Ketika azan berkumandang, puluhan, ratusan, ribuan, bahkan jutaan manusia dari berbagai penjuru mendatangi masjid atau mushala untuk menunaikan sholat berjamaah. Hal terjadi di seluruh daerah di Indonesia ataupun negara lain. Sholat berjamaah merupakan bukti, bahwa kebersamaan antar sesama muslim bisa terjadi melalui tempat ibadah dalam hal ini masjid. Begitu juga dengan gereja, vihara ataupun tempat ibadah lainnya, akan mampu menjadi magnet bagi pemeluknya untuk beribadah di tempat ibadah. Persaudaraan melalui tempat ibadah ini, nyatanya bisa keluar dalam jangkauan yang lebih luas. Itulah yang disebut toleransi antar umat beragama.
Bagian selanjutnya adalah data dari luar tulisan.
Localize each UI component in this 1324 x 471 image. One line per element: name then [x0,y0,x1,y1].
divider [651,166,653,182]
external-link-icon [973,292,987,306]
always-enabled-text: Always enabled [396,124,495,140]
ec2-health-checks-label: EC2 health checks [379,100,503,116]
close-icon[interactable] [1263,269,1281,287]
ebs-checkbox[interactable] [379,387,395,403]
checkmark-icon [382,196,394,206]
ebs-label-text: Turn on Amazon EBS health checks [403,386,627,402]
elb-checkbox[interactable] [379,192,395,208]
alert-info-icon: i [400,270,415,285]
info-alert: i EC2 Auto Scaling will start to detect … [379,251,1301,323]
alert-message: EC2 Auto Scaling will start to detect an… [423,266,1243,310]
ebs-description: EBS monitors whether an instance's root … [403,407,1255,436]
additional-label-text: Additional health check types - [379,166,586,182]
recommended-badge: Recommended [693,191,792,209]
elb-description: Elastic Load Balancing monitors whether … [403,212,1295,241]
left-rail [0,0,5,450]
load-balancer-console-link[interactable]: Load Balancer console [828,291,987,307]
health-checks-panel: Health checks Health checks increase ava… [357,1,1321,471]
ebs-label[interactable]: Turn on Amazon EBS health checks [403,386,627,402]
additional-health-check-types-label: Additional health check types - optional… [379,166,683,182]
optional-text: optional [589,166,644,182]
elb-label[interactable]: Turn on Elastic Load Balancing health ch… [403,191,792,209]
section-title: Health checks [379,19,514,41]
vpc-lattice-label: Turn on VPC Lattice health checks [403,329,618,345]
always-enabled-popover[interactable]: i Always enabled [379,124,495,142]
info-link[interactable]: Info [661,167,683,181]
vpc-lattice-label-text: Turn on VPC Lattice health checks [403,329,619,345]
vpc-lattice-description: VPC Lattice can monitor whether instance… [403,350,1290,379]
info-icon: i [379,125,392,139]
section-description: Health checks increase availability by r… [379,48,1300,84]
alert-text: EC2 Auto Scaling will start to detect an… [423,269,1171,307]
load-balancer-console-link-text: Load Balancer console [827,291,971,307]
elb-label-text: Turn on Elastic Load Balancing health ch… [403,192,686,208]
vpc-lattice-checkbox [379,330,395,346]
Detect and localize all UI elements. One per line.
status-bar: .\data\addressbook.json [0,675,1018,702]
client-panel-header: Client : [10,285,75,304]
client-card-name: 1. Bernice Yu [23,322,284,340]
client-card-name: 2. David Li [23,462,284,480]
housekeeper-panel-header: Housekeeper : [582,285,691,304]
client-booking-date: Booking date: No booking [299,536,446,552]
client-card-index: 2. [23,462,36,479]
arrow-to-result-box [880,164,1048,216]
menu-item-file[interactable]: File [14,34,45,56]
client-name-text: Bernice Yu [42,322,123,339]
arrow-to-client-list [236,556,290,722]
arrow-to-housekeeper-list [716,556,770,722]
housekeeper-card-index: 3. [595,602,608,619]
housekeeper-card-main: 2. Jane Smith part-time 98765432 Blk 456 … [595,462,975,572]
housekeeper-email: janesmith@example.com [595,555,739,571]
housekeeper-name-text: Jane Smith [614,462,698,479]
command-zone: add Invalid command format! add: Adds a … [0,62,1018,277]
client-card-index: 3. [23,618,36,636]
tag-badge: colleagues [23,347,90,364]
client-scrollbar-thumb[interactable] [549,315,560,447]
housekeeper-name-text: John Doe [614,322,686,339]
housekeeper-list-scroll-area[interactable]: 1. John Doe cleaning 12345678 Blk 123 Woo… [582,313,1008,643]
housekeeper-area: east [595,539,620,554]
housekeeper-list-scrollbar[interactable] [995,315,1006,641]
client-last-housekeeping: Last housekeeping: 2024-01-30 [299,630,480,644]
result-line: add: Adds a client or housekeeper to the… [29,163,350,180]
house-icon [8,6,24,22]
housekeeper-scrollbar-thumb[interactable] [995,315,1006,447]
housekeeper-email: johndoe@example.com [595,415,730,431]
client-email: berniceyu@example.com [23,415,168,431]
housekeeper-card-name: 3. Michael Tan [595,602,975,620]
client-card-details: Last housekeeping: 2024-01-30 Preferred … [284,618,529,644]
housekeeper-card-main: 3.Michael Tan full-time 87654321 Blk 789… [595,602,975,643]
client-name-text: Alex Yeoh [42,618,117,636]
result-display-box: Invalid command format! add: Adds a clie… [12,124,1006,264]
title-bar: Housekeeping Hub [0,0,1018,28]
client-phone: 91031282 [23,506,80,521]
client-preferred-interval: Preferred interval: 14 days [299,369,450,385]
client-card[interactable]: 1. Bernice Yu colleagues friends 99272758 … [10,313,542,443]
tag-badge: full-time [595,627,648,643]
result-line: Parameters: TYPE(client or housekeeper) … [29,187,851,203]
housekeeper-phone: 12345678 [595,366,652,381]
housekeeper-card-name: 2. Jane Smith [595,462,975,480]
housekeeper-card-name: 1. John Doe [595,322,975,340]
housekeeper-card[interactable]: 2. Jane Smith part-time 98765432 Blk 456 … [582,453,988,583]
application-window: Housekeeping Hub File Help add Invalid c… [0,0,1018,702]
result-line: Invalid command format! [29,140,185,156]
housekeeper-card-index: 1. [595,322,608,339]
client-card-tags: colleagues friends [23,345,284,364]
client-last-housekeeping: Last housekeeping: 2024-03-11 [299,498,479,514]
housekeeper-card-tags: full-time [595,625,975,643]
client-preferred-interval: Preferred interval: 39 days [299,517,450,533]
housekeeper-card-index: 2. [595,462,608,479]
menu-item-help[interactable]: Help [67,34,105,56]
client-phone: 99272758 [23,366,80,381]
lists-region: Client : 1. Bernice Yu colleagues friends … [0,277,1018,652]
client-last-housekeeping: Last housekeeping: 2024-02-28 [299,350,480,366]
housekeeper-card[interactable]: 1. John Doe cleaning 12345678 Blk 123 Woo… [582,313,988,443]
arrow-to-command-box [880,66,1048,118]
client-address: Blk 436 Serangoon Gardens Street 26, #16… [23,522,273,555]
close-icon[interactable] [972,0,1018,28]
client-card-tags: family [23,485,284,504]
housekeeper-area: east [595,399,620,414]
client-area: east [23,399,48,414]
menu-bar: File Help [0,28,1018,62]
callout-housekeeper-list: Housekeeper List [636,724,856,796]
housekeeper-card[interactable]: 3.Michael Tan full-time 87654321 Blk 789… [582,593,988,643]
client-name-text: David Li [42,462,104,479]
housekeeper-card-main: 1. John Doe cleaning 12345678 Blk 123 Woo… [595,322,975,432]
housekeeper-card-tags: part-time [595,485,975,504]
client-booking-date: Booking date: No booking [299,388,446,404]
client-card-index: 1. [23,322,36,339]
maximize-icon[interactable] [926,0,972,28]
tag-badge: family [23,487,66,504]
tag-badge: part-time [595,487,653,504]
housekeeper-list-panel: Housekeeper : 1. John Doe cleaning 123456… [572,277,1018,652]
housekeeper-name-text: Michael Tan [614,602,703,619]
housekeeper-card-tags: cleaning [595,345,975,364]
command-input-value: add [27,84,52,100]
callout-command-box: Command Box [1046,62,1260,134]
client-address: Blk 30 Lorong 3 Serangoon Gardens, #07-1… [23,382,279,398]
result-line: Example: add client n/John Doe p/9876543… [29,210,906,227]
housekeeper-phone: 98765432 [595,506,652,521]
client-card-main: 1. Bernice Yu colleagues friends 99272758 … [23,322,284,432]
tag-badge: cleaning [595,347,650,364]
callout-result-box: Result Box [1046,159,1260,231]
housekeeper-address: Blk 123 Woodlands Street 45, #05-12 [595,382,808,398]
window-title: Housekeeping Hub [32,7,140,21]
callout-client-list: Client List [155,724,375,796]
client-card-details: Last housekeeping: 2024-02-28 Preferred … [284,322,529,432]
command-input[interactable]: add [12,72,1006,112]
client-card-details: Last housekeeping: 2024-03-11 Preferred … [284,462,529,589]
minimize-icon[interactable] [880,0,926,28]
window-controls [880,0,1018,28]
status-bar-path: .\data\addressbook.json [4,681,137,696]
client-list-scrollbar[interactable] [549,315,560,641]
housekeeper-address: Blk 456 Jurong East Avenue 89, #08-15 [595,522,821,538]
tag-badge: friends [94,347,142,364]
Nilai-nilai persaudaraan melalui tempat ibadah ini, harus ditularkan ke seluruh penjuru negeri. Karena Tuhan menciptakan manusia saling berbeda satu dengan yang lainnya. Karena perbedaan itulah, setiap manusia dianjurkan untuk saling mengenal, saling berinteraksi satu dengan yang lain. Dengan saling interaksi, maka akan ada proses saling mengerti dan memahami. Ketika proses ini terjadi, maka rasa saling menghormati dan menghargai akan terjadi dalam lingkungan di sekitar kita.
Contoh positif ini, sayangnya banyak mulai diganggu oleh pemahaman yang salah dari kelompok-kelompok tertentu. Mereka secara sengaja menggunakan tempat ibadah, untuk menebarkan propaganda radikalisme. Bahkan beberapa kajian mengatakan banyak masjid yang mulai terpapar paham radikalisme. Tak heran jika pada pilkada DKI Jakarta waktu itu, masjid juga disalahgunakan untuk mengancam masyarakat, yang memilih paslon yang non muslim. Berbagai pengajian, ceramah, juga begitu massif mencaci, dan menjatuhkan paslon tertentu. Pola yang sama, nampaknya kembali dilakukan menjelang pemilihan presiden dan wakil presiden ini.
Tidak hanya ceramah, berbagai selebaran, bahkan tabloid diedarkan di masjid dan pesantren, yang isinya mendiskreditkan paslon tertentu. Lagi-lagi, tempat ibadah digunakan oleh oknum tertentu, untuk menjatuhkan dan menaikkan elektabilitas paslon. Kondisi ini tentu sangat memprihatinkan. Tempat ibadah yang sejatinya menawarkan toleransi, justru digunakan untuk memupuk intoleransi.
Tempat ibadah yang semestinya bisa menyatukan keragaman, justru digunakan untuk memecah belah. Ingat, tempat ibadah telah mengajarkan kepada kita tentang pentingnya menjaga persaudaraan. Entah itu sesama saudara seiman, ataupun sesama manusia.
Jika saat ini tempat ibadah justru digunakan oleh oknum masyarakat, tentu ini merupakan sebuah kemunduran. Karena tempat ibadah apapun itu, sejatinya tidak diperuntukkan untuk kampanye politik, untuk menggalang kebencian, ataupun untuk merencanakan perilaku yang tidak baik. Mari kita saling introspeksi dan mengingatkan. Dan mari kita tanggalkan ego yang masih ada dalam hati.
Tahun politik seperti sekarang ini, adalah tahun untuk merekatkan tali persaudaraan. Tahun untuk saling mendoakan, agar pemimpin yang lahir dalam perhelatan demokrasi, adalah pemimpin yang amanah. Dan tempat ibadah merupakan tempat yang tepat untuk memanjatkan doa dan harapan. Karena itulah, jangan kotori tempat ibadah dengan ceramah yang menyesatkan, dengan selebaran yang membingunkan, dengan kampanye yang tak ada gunannya. Salam.